Glass responds to complaints about wildlife from all over the state. He said many of those calls are about starlings.
“When we get these phone calls, the first thing I ask: ‘Is there a patch of bamboo around?’” he said.
The quick-growing trees make a perfect place for flocks of thousands of starlings to roost in cold weather, Glass said.
“When they get together in that thick vegetation, they can regulate their temperatures to survive,” he said.
If the roost is removed, the birds will go elsewhere, Glass said. But you can’t force somebody to remove bamboo from their property.
So the other option, he said, is for the USDA to find out where the starlings eat during the day and spike the food with a bird-specific poison.
That was tried in Cumru several years ago and, according to several residents and farmers, seemed to hold off the starlings for a while. But they’ve come back stronger.
Some Cumru residents are proposing limits on bamboo as a solution. They asked township commissioners at a meeting last month to consider banning the planting of new bamboo plants.
Haverford Township, Delaware County, passed a similar ordinance last year that prohibits bamboo within 40 feet of roads and holds property owners responsible to stop their bamboo from spreading to neighboring properties.
Township officials, at the meeting, said they’d look into the Haverford ordinance and see whether something similar would work for Cumru.
But, township Manager Jeanne E. Johnston said, just keeping the plants away from roads wouldn’t limit starling roosting. Banning bamboo outright would be difficult, she said, because an ordinance would have to specifically list each of the thousands of species.
Trouble for farmers
Hampshire Road residents aren’t the only people frustrated with the starlings. When the flock leaves there in the morning, it heads west to the Spring Township farms across Route 222.
“They come into the barns and eat the feed,” said Carl Eberly, a Goose Lane dairy farmer. “If we get snow yet, they’re going to be packed in by the hundreds.”
He estimates the starlings eat $30 to $40 of feed each day, maybe more, picking through to get the best pieces before his cows can. Then, as if to add insult to injury, they contaminate what’s left and dirty the barn with their droppings.
“They’ll sit on the pipes and poop right in the steer feed,” said Jim Balthaser, a neighboring farmer.
Both farmers said they noticed a drop in starlings after the USDA poisoned them.
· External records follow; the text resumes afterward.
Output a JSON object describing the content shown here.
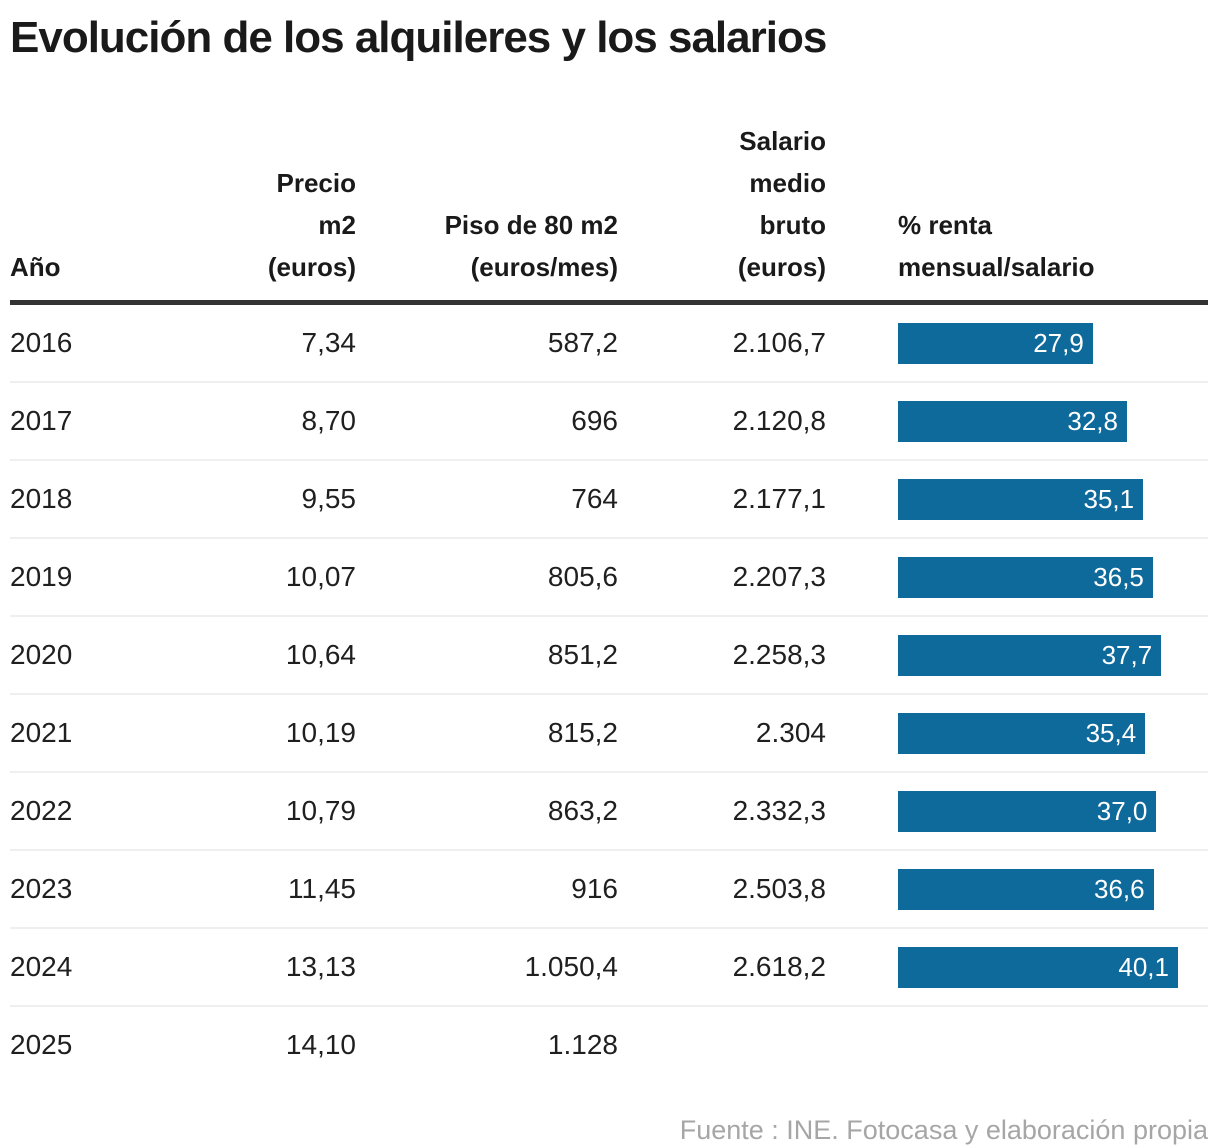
{
  "title": "Evolución de los alquileres y los salarios",
  "source_note": "Fuente : INE. Fotocasa y elaboración propia",
  "colors": {
    "bar_fill": "#0f6a9c",
    "bar_label": "#ffffff",
    "header_rule": "#333333",
    "row_separator": "#efefef",
    "title_text": "#1a1a1a",
    "body_text": "#1f1f1f",
    "source_text": "#a6a6a6"
  },
  "table": {
    "headers": {
      "year": "Año",
      "price_m2": "Precio\nm2\n(euros)",
      "flat_80m2": "Piso de 80 m2\n(euros/mes)",
      "gross_salary": "Salario\nmedio\nbruto\n(euros)",
      "rent_pct": "% renta\nmensual/salario"
    },
    "rows": [
      {
        "year": "2016",
        "price_m2": "7,34",
        "flat_80m2": "587,2",
        "gross_salary": "2.106,7",
        "rent_pct_label": "27,9",
        "rent_pct_value": 27.9
      },
      {
        "year": "2017",
        "price_m2": "8,70",
        "flat_80m2": "696",
        "gross_salary": "2.120,8",
        "rent_pct_label": "32,8",
        "rent_pct_value": 32.8
      },
      {
        "year": "2018",
        "price_m2": "9,55",
        "flat_80m2": "764",
        "gross_salary": "2.177,1",
        "rent_pct_label": "35,1",
        "rent_pct_value": 35.1
      },
      {
        "year": "2019",
        "price_m2": "10,07",
        "flat_80m2": "805,6",
        "gross_salary": "2.207,3",
        "rent_pct_label": "36,5",
        "rent_pct_value": 36.5
      },
      {
        "year": "2020",
        "price_m2": "10,64",
        "flat_80m2": "851,2",
        "gross_salary": "2.258,3",
        "rent_pct_label": "37,7",
        "rent_pct_value": 37.7
      },
      {
        "year": "2021",
        "price_m2": "10,19",
        "flat_80m2": "815,2",
        "gross_salary": "2.304",
        "rent_pct_label": "35,4",
        "rent_pct_value": 35.4
      },
      {
        "year": "2022",
        "price_m2": "10,79",
        "flat_80m2": "863,2",
        "gross_salary": "2.332,3",
        "rent_pct_label": "37,0",
        "rent_pct_value": 37.0
      },
      {
        "year": "2023",
        "price_m2": "11,45",
        "flat_80m2": "916",
        "gross_salary": "2.503,8",
        "rent_pct_label": "36,6",
        "rent_pct_value": 36.6
      },
      {
        "year": "2024",
        "price_m2": "13,13",
        "flat_80m2": "1.050,4",
        "gross_salary": "2.618,2",
        "rent_pct_label": "40,1",
        "rent_pct_value": 40.1
      },
      {
        "year": "2025",
        "price_m2": "14,10",
        "flat_80m2": "1.128",
        "gross_salary": "",
        "rent_pct_label": null,
        "rent_pct_value": null
      }
    ]
  },
  "chart_data": {
    "type": "table",
    "title": "Evolución de los alquileres y los salarios",
    "columns": [
      "Año",
      "Precio m2 (euros)",
      "Piso de 80 m2 (euros/mes)",
      "Salario medio bruto (euros)",
      "% renta mensual/salario"
    ],
    "rows": [
      [
        2016,
        7.34,
        587.2,
        2106.7,
        27.9
      ],
      [
        2017,
        8.7,
        696,
        2120.8,
        32.8
      ],
      [
        2018,
        9.55,
        764,
        2177.1,
        35.1
      ],
      [
        2019,
        10.07,
        805.6,
        2207.3,
        36.5
      ],
      [
        2020,
        10.64,
        851.2,
        2258.3,
        37.7
      ],
      [
        2021,
        10.19,
        815.2,
        2304,
        35.4
      ],
      [
        2022,
        10.79,
        863.2,
        2332.3,
        37.0
      ],
      [
        2023,
        11.45,
        916,
        2503.8,
        36.6
      ],
      [
        2024,
        13.13,
        1050.4,
        2618.2,
        40.1
      ],
      [
        2025,
        14.1,
        1128,
        null,
        null
      ]
    ],
    "bar_column": {
      "type": "bar",
      "name": "% renta mensual/salario",
      "orientation": "horizontal",
      "categories": [
        2016,
        2017,
        2018,
        2019,
        2020,
        2021,
        2022,
        2023,
        2024
      ],
      "values": [
        27.9,
        32.8,
        35.1,
        36.5,
        37.7,
        35.4,
        37.0,
        36.6,
        40.1
      ],
      "xlim": [
        0,
        40.1
      ],
      "labels_inside_bars": true,
      "grid": false,
      "legend": false
    },
    "source": "Fuente : INE. Fotocasa y elaboración propia"
  }
}
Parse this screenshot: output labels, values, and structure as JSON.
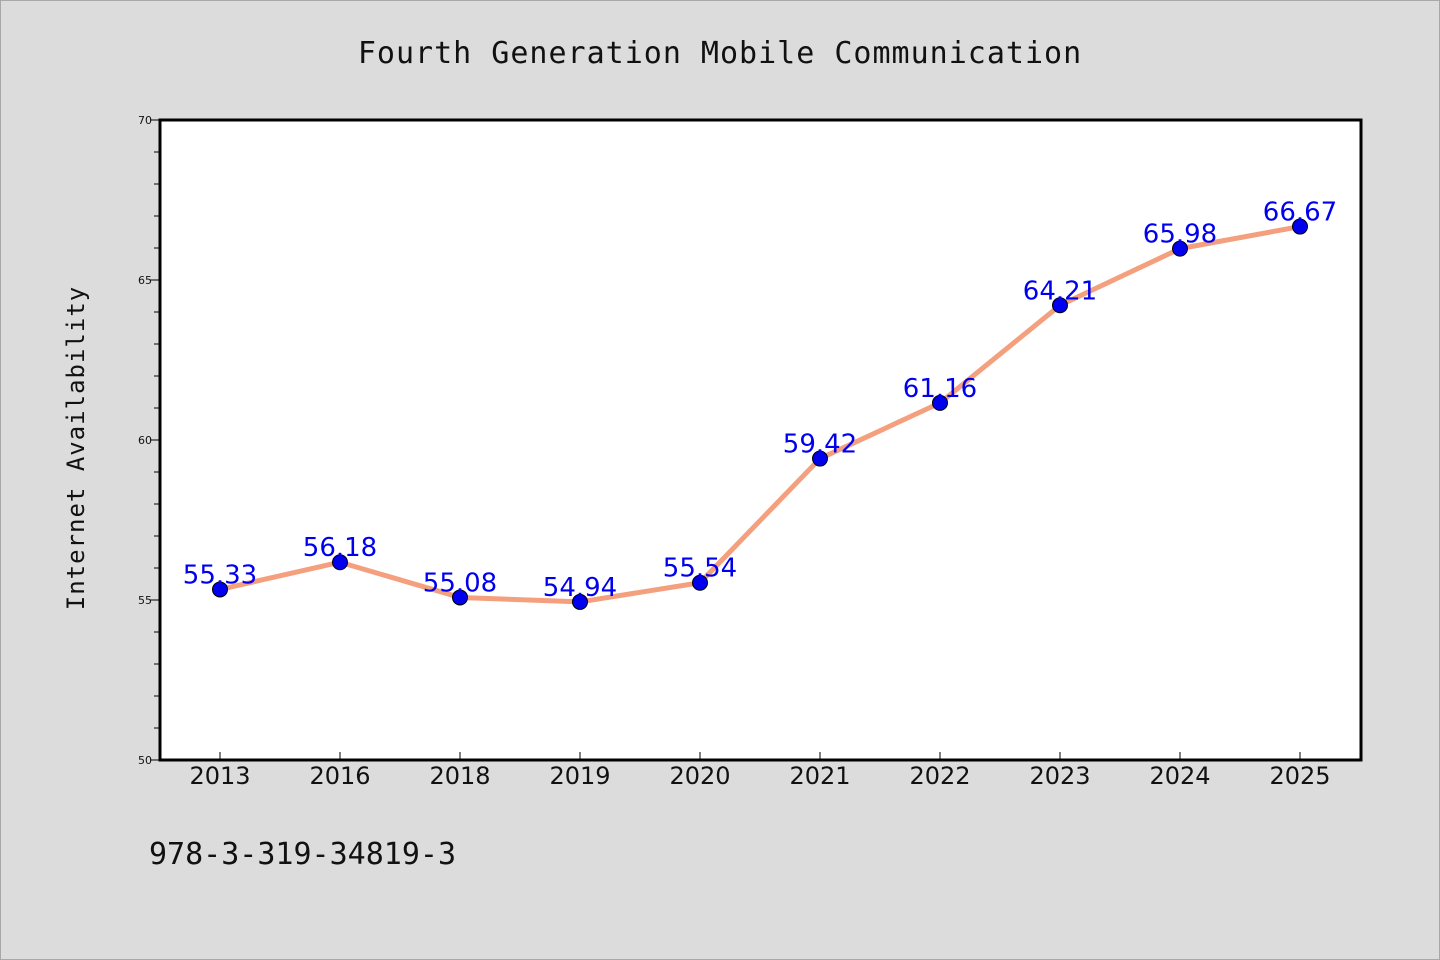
{
  "colors": {
    "background": "#dcdcdc",
    "plot_background": "#ffffff",
    "line": "#f4a07e",
    "marker": "#0000ee",
    "data_label": "#0000ee"
  },
  "footer": {
    "code": "978-3-319-34819-3"
  },
  "chart_data": {
    "type": "line",
    "title": "Fourth Generation Mobile Communication",
    "xlabel": "",
    "ylabel": "Internet Availability",
    "categories": [
      "2013",
      "2016",
      "2018",
      "2019",
      "2020",
      "2021",
      "2022",
      "2023",
      "2024",
      "2025"
    ],
    "series": [
      {
        "values": [
          55.33,
          56.18,
          55.08,
          54.94,
          55.54,
          59.42,
          61.16,
          64.21,
          65.98,
          66.67
        ]
      }
    ],
    "data_labels": [
      "55.33",
      "56.18",
      "55.08",
      "54.94",
      "55.54",
      "59.42",
      "61.16",
      "64.21",
      "65.98",
      "66.67"
    ],
    "ylim": [
      50,
      70
    ],
    "yticks": [
      "50",
      "55",
      "60",
      "65",
      "70"
    ],
    "grid": false,
    "legend": "none"
  }
}
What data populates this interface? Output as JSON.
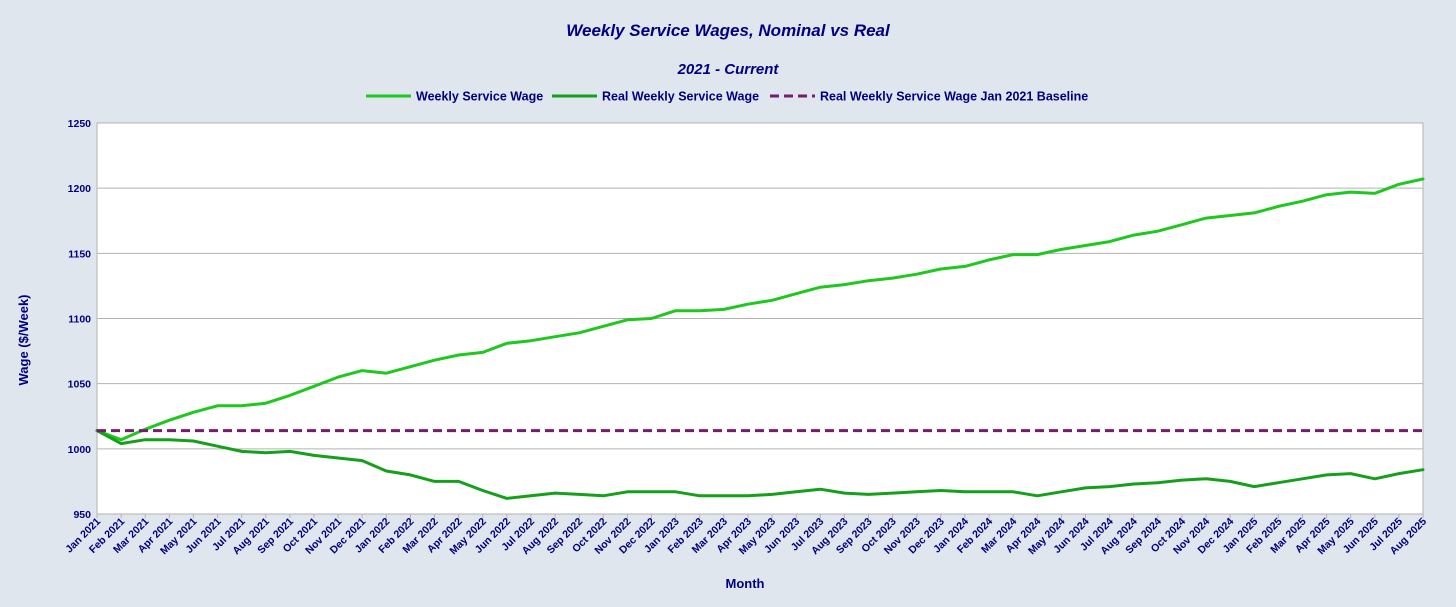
{
  "chart_data": {
    "type": "line",
    "title": "Weekly Service Wages, Nominal vs Real",
    "subtitle": "2021 - Current",
    "xlabel": "Month",
    "ylabel": "Wage ($/Week)",
    "ylim": [
      950,
      1250
    ],
    "yticks": [
      950,
      1000,
      1050,
      1100,
      1150,
      1200,
      1250
    ],
    "grid": true,
    "legend_position": "top",
    "categories": [
      "Jan 2021",
      "Feb 2021",
      "Mar 2021",
      "Apr 2021",
      "May 2021",
      "Jun 2021",
      "Jul 2021",
      "Aug 2021",
      "Sep 2021",
      "Oct 2021",
      "Nov 2021",
      "Dec 2021",
      "Jan 2022",
      "Feb 2022",
      "Mar 2022",
      "Apr 2022",
      "May 2022",
      "Jun 2022",
      "Jul 2022",
      "Aug 2022",
      "Sep 2022",
      "Oct 2022",
      "Nov 2022",
      "Dec 2022",
      "Jan 2023",
      "Feb 2023",
      "Mar 2023",
      "Apr 2023",
      "May 2023",
      "Jun 2023",
      "Jul 2023",
      "Aug 2023",
      "Sep 2023",
      "Oct 2023",
      "Nov 2023",
      "Dec 2023",
      "Jan 2024",
      "Feb 2024",
      "Mar 2024",
      "Apr 2024",
      "May 2024",
      "Jun 2024",
      "Jul 2024",
      "Aug 2024",
      "Sep 2024",
      "Oct 2024",
      "Nov 2024",
      "Dec 2024",
      "Jan 2025",
      "Feb 2025",
      "Mar 2025",
      "Apr 2025",
      "May 2025",
      "Jun 2025",
      "Jul 2025",
      "Aug 2025"
    ],
    "series": [
      {
        "name": "Weekly Service Wage",
        "color": "#1ec81e",
        "style": "solid",
        "values": [
          1014,
          1007,
          1015,
          1022,
          1028,
          1033,
          1033,
          1035,
          1041,
          1048,
          1055,
          1060,
          1058,
          1063,
          1068,
          1072,
          1074,
          1081,
          1083,
          1086,
          1089,
          1094,
          1099,
          1100,
          1106,
          1106,
          1107,
          1111,
          1114,
          1119,
          1124,
          1126,
          1129,
          1131,
          1134,
          1138,
          1140,
          1145,
          1149,
          1149,
          1153,
          1156,
          1159,
          1164,
          1167,
          1172,
          1177,
          1179,
          1181,
          1186,
          1190,
          1195,
          1197,
          1196,
          1203,
          1207
        ]
      },
      {
        "name": "Real Weekly Service  Wage",
        "color": "#15a01a",
        "style": "solid",
        "values": [
          1014,
          1004,
          1007,
          1007,
          1006,
          1002,
          998,
          997,
          998,
          995,
          993,
          991,
          983,
          980,
          975,
          975,
          968,
          962,
          964,
          966,
          965,
          964,
          967,
          967,
          967,
          964,
          964,
          964,
          965,
          967,
          969,
          966,
          965,
          966,
          967,
          968,
          967,
          967,
          967,
          964,
          967,
          970,
          971,
          973,
          974,
          976,
          977,
          975,
          971,
          974,
          977,
          980,
          981,
          977,
          981,
          984
        ]
      },
      {
        "name": "Real Weekly Service Wage Jan 2021 Baseline",
        "color": "#7a1a6e",
        "style": "dashed",
        "values": [
          1014,
          1014,
          1014,
          1014,
          1014,
          1014,
          1014,
          1014,
          1014,
          1014,
          1014,
          1014,
          1014,
          1014,
          1014,
          1014,
          1014,
          1014,
          1014,
          1014,
          1014,
          1014,
          1014,
          1014,
          1014,
          1014,
          1014,
          1014,
          1014,
          1014,
          1014,
          1014,
          1014,
          1014,
          1014,
          1014,
          1014,
          1014,
          1014,
          1014,
          1014,
          1014,
          1014,
          1014,
          1014,
          1014,
          1014,
          1014,
          1014,
          1014,
          1014,
          1014,
          1014,
          1014,
          1014,
          1014
        ]
      }
    ]
  }
}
But the numbers now seem to be greater and the birds are hard to scare off.
“You can shoot at them and it scares them away for a half a day and then they start testing you,” Eberly said. “It’s a battle.”
It’s a problem that farmers in Berks have faced for the years, said Sheila Miller, county agricultural coordinator.
The noise, stench and mess are nuisances, she said. But the real trouble are the diseases that the starlings can carry and spread to farm animals.
“They’re very dirty birds and they chase away beneficial birds as well,” she said. “Too many birds in one place is not healthy for the person or the animals.”